The simulation results demonstrate rapid convergence of the NN weights within four iterations, indicating the efficiency of the learning process. The relative positions and velocities of followers converge to desired values within 4 seconds, achieving stable formation. The following table summarizes the key parameters used in the simulation:
| Parameter | Value | Description |
|---|---|---|
| \( \mathbf{Q}_0 \) | \( 4.2 \mathbf{I}_4 \) | Leader state weight |
| \( \mathbf{Q}_i \) | \( 1.5 \mathbf{I}_4 \) | Follower state weight |
| \( \mathbf{R}_0 \) | 1.5 | Leader control weight |
| \( \mathbf{R}_i \) | 1.5 | Follower control weight |
| NN Activation | Polynomial | Basis functions for approximation |
The evolution of relative positions and velocities shows that all followers successfully maintain the formation despite initial displacements. This underscores the robustness of the Stackelberg game approach in drone technology applications, where Unmanned Aerial Vehicle systems must adapt to changing conditions. The method effectively balances optimality and computational feasibility, making it suitable for real-time implementation.
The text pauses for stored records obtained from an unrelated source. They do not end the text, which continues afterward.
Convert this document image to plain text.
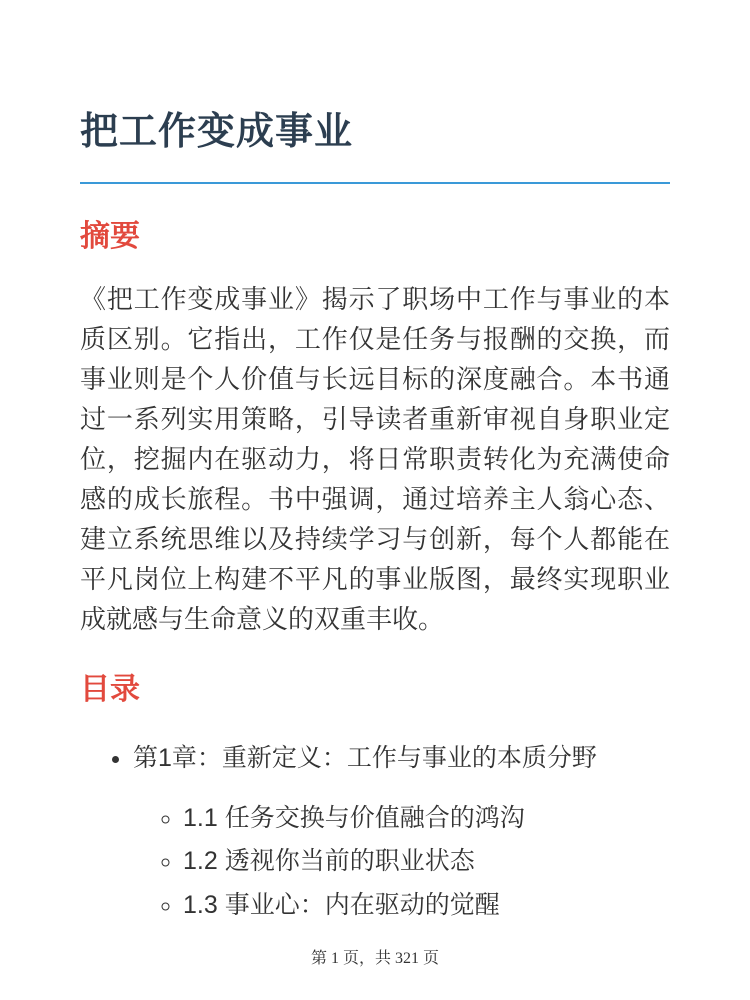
把工作变成事业
摘要

《把工作变成事业》揭示了职场中工作与事业的本质区别。它指出，工作仅是任务与报酬的交换，而事业则是个人价值与长远目标的深度融合。本书通过一系列实用策略，引导读者重新审视自身职业定位，挖掘内在驱动力，将日常职责转化为充满使命感的成长旅程。书中强调，通过培养主人翁心态、建立系统思维以及持续学习与创新，每个人都能在平凡岗位上构建不平凡的事业版图，最终实现职业成就感与生命意义的双重丰收。

目录
• 第1章：重新定义：工作与事业的本质分野
◦ 1.1 任务交换与价值融合的鸿沟
◦ 1.2 透视你当前的职业状态
◦ 1.3 事业心：内在驱动的觉醒
第 1 页，共 321 页
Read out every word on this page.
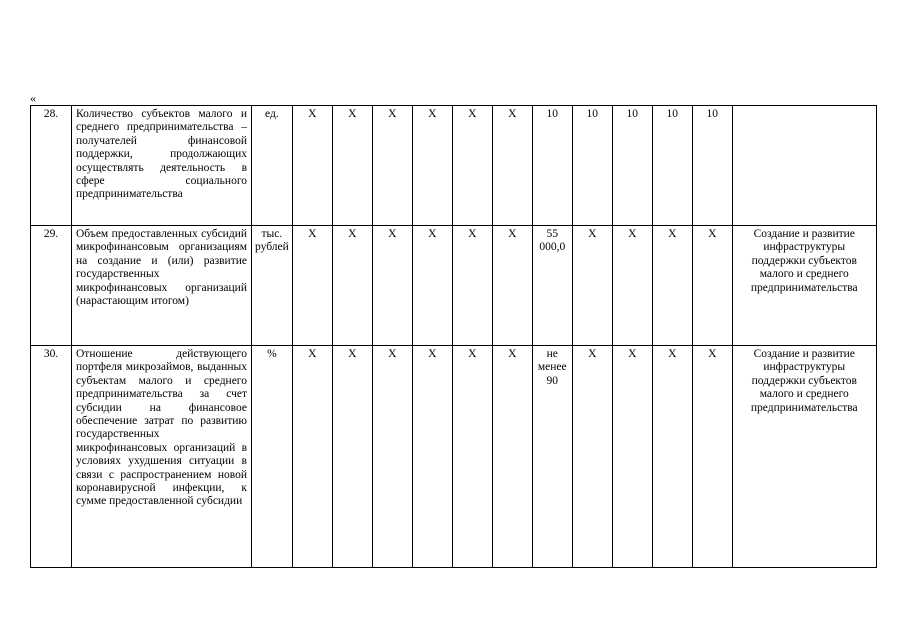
«
28.	Количество субъектов малого и среднего предпринимательства – получателей финансовой поддержки, продолжающих осуществлять деятельность в сфере социального предпринимательства	ед.	Х	Х	Х	Х	Х	Х	10	10	10	10	10	
29.	Объем предоставленных субсидий микрофинансовым организациям на создание и (или) развитие государственных микрофинансовых организаций (нарастающим итогом)	тыс. рублей	Х	Х	Х	Х	Х	Х	55 000,0	Х	Х	Х	Х	Создание и развитие инфраструктуры поддержки субъектов малого и среднего предпринимательства
30.	Отношение действующего портфеля микрозаймов, выданных субъектам малого и среднего предпринимательства за счет субсидии на финансовое обеспечение затрат по развитию государственных микрофинансовых организаций в условиях ухудшения ситуации в связи с распространением новой коронавирусной инфекции, к сумме предоставленной субсидии	%	Х	Х	Х	Х	Х	Х	не менее 90	Х	Х	Х	Х	Создание и развитие инфраструктуры поддержки субъектов малого и среднего предпринимательства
In conclusion, this paper presents a novel formation control strategy for UAV swarms based on Stackelberg game theory and hierarchical reinforcement learning. The leader-follower framework, combined with VI-IRL and neural network approximation, enables efficient solution of coupled HJB equations. Simulations confirm the method’s ability to achieve rapid convergence and stable formations, highlighting its potential for advanced drone technology operations. Future work will extend the approach to 3D environments and incorporate real-world uncertainties, further enhancing the applicability of Unmanned Aerial Vehicle systems in complex scenarios.